Выбрать главу

Я выкуриваю папироску – не потому, что хочу курить, а чтобы едкий дым заглушил во мне ощущение сладкой отравы, неконтролируемое, древнее возбуждение воина, убившего в одиночку дикого вепря.

И я тащу тяжелую тушу в сторону нашего с вором привала, марая низкую сухую траву густой, остывающей кровью зверя. Тревожная и безумная, ворочается в голове мысль: за эту кровь мне полагается заплатить. Но не монетой – чем-то другим. Когда-то я знал, чем платят зверю за кровь, а теперь забыл.

Я волоку кабана, ухватив за одно из задних копыт, а он цепляется за корни торчащим из раззявленной пасти желтым клыком и таращится в закатное небо багровой глазницей. Как будто и после смерти он сопротивляется мне. Как будто он молит своего лесного дикого бога отомстить за несправедливость.

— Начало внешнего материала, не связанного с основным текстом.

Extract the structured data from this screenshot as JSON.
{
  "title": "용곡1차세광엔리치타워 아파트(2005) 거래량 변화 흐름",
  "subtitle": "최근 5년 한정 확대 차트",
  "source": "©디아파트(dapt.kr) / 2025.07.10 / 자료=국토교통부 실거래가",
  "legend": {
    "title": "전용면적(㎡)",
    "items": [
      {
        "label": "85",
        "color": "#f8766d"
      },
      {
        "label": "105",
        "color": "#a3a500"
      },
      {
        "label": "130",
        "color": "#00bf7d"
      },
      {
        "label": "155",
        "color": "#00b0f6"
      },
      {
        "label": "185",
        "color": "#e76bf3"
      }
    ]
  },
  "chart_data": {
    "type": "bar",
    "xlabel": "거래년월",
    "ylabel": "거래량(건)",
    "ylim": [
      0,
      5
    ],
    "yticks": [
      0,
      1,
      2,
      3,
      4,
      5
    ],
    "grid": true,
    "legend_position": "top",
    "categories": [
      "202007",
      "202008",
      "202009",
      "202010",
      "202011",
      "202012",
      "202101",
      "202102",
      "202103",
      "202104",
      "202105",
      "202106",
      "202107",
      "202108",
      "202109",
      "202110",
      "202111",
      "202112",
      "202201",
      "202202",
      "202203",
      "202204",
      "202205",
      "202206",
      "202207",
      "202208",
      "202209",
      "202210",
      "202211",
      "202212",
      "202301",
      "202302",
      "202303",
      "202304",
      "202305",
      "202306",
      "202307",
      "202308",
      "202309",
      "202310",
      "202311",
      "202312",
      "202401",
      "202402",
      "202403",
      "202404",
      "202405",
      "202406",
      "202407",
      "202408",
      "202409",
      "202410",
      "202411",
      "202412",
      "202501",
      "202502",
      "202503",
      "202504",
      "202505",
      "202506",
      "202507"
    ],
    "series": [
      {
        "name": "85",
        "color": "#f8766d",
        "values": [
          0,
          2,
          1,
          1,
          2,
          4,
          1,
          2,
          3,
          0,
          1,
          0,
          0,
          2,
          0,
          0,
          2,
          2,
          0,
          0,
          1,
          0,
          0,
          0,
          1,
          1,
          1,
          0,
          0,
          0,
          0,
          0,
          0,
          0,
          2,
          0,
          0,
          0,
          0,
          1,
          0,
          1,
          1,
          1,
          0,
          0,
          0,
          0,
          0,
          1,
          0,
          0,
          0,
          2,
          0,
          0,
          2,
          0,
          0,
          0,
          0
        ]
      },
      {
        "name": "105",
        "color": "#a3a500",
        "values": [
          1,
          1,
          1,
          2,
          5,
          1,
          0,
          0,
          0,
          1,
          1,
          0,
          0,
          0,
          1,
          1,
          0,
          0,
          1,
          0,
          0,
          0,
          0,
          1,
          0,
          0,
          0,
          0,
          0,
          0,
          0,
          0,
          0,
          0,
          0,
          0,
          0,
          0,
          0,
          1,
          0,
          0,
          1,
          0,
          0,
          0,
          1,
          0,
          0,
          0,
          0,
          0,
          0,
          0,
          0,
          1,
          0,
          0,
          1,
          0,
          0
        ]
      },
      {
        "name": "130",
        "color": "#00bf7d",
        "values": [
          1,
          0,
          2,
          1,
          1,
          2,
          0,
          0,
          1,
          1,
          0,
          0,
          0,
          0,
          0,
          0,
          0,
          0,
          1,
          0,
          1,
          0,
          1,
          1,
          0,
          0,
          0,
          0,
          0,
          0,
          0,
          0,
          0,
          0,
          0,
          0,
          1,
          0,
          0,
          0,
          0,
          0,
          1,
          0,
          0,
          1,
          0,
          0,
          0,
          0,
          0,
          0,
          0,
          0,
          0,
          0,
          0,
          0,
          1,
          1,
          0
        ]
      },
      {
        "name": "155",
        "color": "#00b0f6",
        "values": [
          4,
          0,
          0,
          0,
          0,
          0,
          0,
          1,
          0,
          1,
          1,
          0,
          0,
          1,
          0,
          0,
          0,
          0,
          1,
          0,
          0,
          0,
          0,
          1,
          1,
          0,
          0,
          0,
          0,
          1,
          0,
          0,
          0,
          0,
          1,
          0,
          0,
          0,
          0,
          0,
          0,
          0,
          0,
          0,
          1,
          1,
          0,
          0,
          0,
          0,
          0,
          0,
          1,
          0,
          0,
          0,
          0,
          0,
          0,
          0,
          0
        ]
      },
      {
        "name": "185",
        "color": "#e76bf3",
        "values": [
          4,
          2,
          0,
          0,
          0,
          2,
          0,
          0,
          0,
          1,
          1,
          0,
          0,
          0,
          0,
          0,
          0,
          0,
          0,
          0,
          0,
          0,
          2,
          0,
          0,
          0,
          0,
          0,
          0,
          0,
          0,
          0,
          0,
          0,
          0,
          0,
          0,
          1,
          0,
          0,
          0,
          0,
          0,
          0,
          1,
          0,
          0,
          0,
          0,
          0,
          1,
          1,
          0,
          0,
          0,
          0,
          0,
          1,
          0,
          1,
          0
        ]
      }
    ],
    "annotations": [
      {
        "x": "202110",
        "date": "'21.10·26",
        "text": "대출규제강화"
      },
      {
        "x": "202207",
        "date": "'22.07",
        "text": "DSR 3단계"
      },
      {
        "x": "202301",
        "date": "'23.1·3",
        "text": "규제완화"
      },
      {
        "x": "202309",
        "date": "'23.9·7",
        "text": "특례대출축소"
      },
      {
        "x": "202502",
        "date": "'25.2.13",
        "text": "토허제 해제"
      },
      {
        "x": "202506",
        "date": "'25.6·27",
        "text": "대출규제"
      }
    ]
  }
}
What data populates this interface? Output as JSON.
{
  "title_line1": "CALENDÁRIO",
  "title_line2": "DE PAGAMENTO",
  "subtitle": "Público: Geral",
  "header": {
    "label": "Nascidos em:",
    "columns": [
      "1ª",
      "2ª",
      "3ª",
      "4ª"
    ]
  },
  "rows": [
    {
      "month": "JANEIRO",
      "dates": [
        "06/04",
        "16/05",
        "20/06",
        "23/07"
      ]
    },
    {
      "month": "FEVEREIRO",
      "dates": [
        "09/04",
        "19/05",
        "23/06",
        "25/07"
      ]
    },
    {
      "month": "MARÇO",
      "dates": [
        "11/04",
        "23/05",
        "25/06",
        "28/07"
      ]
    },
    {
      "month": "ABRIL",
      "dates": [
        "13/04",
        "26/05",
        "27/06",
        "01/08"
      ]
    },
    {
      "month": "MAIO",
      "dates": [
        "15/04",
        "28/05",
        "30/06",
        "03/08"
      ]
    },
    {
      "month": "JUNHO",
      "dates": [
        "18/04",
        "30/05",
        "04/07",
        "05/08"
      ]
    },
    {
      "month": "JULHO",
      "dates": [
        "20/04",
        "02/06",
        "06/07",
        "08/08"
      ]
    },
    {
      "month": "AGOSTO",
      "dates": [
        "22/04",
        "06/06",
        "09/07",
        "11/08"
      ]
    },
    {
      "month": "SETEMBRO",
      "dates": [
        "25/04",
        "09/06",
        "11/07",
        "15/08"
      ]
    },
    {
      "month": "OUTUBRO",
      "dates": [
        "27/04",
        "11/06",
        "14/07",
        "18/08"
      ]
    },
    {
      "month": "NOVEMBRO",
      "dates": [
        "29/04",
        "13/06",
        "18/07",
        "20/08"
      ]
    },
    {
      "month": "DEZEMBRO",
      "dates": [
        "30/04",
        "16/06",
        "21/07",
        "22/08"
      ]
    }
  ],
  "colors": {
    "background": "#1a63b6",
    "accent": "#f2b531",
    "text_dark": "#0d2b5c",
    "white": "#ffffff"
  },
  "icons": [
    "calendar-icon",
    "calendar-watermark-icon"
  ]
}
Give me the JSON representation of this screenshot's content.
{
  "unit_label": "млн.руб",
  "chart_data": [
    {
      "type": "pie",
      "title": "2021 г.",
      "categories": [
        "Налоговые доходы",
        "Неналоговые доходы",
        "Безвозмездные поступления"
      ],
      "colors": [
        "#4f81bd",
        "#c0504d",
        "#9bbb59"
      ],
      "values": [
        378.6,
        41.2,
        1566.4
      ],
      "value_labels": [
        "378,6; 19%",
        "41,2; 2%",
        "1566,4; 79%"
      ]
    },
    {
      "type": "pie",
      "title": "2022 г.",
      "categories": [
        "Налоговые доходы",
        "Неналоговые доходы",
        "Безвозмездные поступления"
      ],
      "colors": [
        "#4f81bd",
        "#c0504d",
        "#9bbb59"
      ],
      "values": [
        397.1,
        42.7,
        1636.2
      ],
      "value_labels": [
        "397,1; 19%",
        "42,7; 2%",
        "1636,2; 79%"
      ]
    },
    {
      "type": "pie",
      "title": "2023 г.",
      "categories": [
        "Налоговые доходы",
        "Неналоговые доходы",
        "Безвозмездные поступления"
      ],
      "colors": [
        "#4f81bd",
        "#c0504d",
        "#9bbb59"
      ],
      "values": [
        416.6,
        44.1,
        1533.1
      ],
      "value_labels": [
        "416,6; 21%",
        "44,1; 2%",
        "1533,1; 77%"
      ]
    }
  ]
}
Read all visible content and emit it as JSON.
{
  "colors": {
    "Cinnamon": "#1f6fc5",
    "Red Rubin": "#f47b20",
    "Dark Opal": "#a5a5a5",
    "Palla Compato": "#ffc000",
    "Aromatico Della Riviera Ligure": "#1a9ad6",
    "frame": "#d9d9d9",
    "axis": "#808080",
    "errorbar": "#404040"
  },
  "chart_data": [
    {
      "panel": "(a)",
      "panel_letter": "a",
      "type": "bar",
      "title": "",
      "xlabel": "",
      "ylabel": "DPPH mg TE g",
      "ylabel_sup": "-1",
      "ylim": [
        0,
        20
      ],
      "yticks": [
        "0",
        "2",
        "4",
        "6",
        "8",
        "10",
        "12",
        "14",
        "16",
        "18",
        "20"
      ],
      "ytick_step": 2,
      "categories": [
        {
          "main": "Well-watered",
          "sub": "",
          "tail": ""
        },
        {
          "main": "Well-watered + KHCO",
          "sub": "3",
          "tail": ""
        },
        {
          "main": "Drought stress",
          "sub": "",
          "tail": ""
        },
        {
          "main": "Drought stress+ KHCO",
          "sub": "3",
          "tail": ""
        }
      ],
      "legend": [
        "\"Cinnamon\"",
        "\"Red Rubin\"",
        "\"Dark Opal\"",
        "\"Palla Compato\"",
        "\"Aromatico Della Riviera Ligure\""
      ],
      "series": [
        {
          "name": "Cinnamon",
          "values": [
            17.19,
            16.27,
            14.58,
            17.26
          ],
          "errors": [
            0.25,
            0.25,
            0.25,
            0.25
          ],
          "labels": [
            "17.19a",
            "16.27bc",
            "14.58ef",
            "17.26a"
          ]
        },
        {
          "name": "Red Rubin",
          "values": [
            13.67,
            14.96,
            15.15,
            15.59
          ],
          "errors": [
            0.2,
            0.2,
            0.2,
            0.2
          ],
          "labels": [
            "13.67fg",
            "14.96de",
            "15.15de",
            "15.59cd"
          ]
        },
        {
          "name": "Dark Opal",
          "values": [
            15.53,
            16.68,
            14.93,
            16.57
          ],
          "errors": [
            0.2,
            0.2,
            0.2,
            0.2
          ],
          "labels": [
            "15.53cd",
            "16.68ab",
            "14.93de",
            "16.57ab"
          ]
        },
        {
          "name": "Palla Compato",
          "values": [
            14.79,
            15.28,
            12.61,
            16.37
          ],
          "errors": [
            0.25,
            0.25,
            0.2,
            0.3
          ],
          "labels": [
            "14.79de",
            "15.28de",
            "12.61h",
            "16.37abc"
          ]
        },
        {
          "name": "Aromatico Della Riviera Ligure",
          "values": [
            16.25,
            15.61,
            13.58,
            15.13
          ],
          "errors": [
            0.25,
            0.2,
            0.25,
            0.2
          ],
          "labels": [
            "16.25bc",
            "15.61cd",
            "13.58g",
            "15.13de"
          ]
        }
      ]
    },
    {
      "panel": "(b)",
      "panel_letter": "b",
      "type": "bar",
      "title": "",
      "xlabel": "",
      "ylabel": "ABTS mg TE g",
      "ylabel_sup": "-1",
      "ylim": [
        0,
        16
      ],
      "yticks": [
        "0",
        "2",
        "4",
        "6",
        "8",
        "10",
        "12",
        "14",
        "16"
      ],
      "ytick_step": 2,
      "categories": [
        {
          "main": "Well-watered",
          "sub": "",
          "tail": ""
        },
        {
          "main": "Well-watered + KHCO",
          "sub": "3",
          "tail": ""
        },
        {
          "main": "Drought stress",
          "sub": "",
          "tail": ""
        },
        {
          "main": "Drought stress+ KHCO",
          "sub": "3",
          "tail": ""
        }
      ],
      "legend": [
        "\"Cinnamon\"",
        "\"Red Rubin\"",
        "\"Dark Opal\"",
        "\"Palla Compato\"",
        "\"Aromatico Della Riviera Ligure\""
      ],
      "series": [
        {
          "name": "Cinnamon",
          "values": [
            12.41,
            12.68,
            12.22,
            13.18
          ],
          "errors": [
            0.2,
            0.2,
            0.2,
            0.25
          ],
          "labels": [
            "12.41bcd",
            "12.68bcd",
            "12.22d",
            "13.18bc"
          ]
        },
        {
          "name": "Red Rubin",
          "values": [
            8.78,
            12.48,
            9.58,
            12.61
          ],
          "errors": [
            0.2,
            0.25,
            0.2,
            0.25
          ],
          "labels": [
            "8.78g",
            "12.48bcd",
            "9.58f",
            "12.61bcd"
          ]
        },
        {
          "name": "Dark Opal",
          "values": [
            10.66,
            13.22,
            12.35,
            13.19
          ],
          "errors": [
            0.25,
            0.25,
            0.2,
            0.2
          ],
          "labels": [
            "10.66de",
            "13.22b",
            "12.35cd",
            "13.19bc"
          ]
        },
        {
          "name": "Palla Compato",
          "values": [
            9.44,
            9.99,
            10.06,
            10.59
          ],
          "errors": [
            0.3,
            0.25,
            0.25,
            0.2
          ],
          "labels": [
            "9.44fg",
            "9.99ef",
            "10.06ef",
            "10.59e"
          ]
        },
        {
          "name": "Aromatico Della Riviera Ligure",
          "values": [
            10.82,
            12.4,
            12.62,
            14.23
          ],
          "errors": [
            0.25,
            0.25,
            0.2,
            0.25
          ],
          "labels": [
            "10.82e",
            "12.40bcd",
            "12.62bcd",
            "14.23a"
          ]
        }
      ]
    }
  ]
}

Я возвращаюсь с добычей, и вор встречает меня у костра, голодный, присмиревший и, кажется, впервые за этот день – благодарный. Мы вместе разделываем кабана, сооружаем вертел и подвешиваем над огнем тушу, и мертвая кровь, шипя, стекает в красные угли, и вор заходится кашлем, трескучим, как наш костер, и сплевывает в огонь темный слизистый сгусток собственной крови.

В эту секунду я понимаю, чем платят мертвому зверю. И я беру вертухайский нож с присохшей коростой кабаньей крови на лезвии, и этим ножом я делаю на левой ладони короткий разрез, и я встаю над костром и сжимаю руку в кулак, и алые капли, шипя, орошают убитого мною зверя.

Когда убиваешь человека – платишь за кровь монетой.

Когда убиваешь зверя – за кровь платишь кровью.

Глава 5

Дальний Восток. Урановый рудник «Гранитный».

Август 1945 г.

Начальник лагеря «Гранитный» подполковник Модинский сжал челюсти так, что захрустело в ушах, и едва заметно кивнул. Майор Гранкин, его помощник, откинул край брезента и направил на труп фонарик.

В невнятном буром месиве, на том самом месте, где Модинский предполагал увидеть голову вертухая, красовался круглый булыжник.

– Как? – хрипло процедил сквозь зубы Модинский.

– Зарезали его, об-бобрали, шашку рв-ванули – и втроем у-ушли, – волнуясь, Гранкин начинал заикаться. – Тут, сами видите, штольня ок-ка-азалась разведочная…

Гранкин суетливо прикрыл брезентом булыжник, заменивший вертухаю лицо, мазнул фонарем по кое-как расчищенному, с грудами камней по периметру, нутру штольни и указал на разлом в стене, из которого мутной сукровицей сочился закат.

– …И выход наверху… ок-ка… – Гранкин мучительно напряг челюсти, силясь вытолкнуть из себя последнее слово, – …азался.

– Ока-ка-ка-зался! – зло передразнил Модинский и с тоской подумал, что фляжку свою с коньяком напрасно оставил внизу, в лагере. – Двое блатных и капитан, фронтовик, кто б подумал! Сколько дней они готовили этот побег? Пробивали лаз в штольню? Динамита столько откуда у них?!

– Не могу знать, товарищ начальник! Всех трясу! Вы-ыясняю! – убито отрапортовал Гранкин.

– Мудями ты трясешь, попка ссыкливый! – заорал Модинский и пнул ботинком кусок гранита. Камень отлетел, ударился о труп вертухая, и из-под брезента выпростался посиневший, плотно сжатый кулак.

Модинский присел над трупом и, скалясь от натуги и отвращения, разжал окоченевшие пальцы. На каменный пол скользнула из холодной мертвой ладони замаранная кровью пятнадцатикопеечная монета.

– Что за… ч-черт? – начальник лагеря подобрал монету, брезгливо повертел и сунул в карман.

Поднялся, попытался было с разбегу вскарабкаться к разлому в стене, но на середине расщелины соскользнул и грузно осел в гранитную пыль. Еще недавно подтянутый, дерзкий офицер НКГБ с эффектными кубиками мышц на покрытом пушистой порослью торсе – не дашь и сорока, не то что истинного полтинника, – в последние пару лет, с тех пор, как оказался на службе в этой гранитной дыре, Модинский отрастил брюшко и мешки под глазами, обрюзг и пристрастился к грузинскому коньяку. Без коньяка ни с новым своим телом, ни со ссылкой в дальневосточное захолустье он смириться никак не мог. Как будто там, внутри, под слоем жира и дряблой кожи, сидел, как в камере-одиночке, настоящий Модинский, сильный и молодой. Как будто грузное тело было его собственным вертухаем, и коньяком он все пытался изничтожить его, отравить.

– Чего уставился, ну?! Лестницу мне сюда!